Mason rejected my contention that skeptics stand against plenty but stand for nothing proactive.

“We are for thinking, for questioning,” he said. “Very often we’re seen as a negative movement, a reaction to something, but it’s not. We’re evolved to think. Put us up against a chimp and we lose in every department except the ability to think. What makes us more adaptable is we can think, and too many people don’t think.”

Perhaps the youngest attendee at the conference was 13-year-old Connor Drescher from Woodland Hills, Calif. He did his first TAM two years ago when brought by his mother, a mathematics professor at Cal-State Northridge, who was among the presenters last weekend.

A bright-eyed and precocious youngster, Connor is not optimistic about seeing a mainstream skeptical movement in his lifetime.

“It really depends on whether we keep going in the direction and whether the skeptical movement is big enough in a few years. Today, people are extremely naive and anti-science,” he said. “At school, the kids are all jerks. The smart people wind up secluding themselves even more. But hopefully we can make ourselves known.”

If James Randi is the Moses of the skeptic movement, and Bill Nye, Neil de Grasse Tyson and Penn and Teller are its celebrity prophets, then Richard Dawkins is its messiah.

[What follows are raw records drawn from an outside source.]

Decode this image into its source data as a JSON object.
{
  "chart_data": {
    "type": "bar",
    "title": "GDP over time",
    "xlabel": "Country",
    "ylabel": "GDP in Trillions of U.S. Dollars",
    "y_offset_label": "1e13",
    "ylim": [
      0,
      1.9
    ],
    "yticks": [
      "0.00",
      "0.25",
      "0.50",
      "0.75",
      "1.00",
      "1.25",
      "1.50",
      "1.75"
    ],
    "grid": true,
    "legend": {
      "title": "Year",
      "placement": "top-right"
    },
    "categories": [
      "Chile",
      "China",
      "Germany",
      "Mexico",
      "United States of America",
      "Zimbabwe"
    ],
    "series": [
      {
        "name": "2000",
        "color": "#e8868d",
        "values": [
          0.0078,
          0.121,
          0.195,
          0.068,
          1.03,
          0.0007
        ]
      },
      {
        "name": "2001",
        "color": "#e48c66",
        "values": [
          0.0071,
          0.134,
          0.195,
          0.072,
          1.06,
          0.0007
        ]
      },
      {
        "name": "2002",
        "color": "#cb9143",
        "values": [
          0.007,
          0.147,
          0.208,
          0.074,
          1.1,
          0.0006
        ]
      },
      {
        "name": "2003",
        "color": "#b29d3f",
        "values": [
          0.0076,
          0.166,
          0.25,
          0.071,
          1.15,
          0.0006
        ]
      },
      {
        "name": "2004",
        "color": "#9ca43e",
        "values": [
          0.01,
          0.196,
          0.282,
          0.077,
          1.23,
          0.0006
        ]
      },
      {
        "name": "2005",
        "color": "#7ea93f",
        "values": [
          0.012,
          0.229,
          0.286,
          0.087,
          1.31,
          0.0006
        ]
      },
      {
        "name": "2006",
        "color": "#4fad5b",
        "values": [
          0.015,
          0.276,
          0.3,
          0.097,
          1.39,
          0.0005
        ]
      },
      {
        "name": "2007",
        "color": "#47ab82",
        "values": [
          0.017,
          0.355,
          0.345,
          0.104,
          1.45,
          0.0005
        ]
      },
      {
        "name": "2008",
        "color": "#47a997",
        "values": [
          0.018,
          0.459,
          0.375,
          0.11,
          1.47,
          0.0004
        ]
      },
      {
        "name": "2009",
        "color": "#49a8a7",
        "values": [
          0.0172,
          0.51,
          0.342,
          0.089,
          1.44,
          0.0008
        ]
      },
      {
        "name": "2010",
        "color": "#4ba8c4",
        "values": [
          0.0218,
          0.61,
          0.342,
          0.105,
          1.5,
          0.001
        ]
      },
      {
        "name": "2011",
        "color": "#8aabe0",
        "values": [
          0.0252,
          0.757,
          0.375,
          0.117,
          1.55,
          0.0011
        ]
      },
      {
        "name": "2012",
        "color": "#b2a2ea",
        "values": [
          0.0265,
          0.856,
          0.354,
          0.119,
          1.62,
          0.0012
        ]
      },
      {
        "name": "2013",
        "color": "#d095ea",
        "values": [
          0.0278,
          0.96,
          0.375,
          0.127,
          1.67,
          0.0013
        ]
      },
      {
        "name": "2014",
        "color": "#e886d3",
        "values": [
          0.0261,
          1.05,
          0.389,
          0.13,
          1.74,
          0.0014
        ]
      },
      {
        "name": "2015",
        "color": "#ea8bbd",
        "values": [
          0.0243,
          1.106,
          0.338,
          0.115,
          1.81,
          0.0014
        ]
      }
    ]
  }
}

You ignoramouses in TV land may know Dawkins from the spoof of him in the two-part South Park episode “Go God Go” where Cartman is transported into the future to discover a world where Dawkins-worshipping otters rule the world and fight pointless wars over which group of otter atheists bear the proper nomenclature.

The Oxford-based evolutionary biologist gave the most highly anticipated speech atTAM 9, and surprisingly, and perhaps to the dismay of some who wanted him to spend the hour throwing snowballs at creationism, his message was profoundly proactive and forward-thinking.

Dawkins gave a preview of his soon-to-be published children’s book designed to address tales and fables told to children about why things are the way they are and then gives the scientific reason for them. Then, on a weekend where those who speculate and dream about extraterrestrial life largely wound up being ridiculed, Dawkins used Darwinistic assumptions to imagine what the alien life forms will look like.

“Perhaps we’re not totally in the dark on what life might be like on other planets,” Dawkins said before guiding a long and fascinating tour through evolutionary anomalies. “They will have evolved through some gradual process. You can’t suddenly manifest organisms of complexity out of nothing that carry the illusion of design.”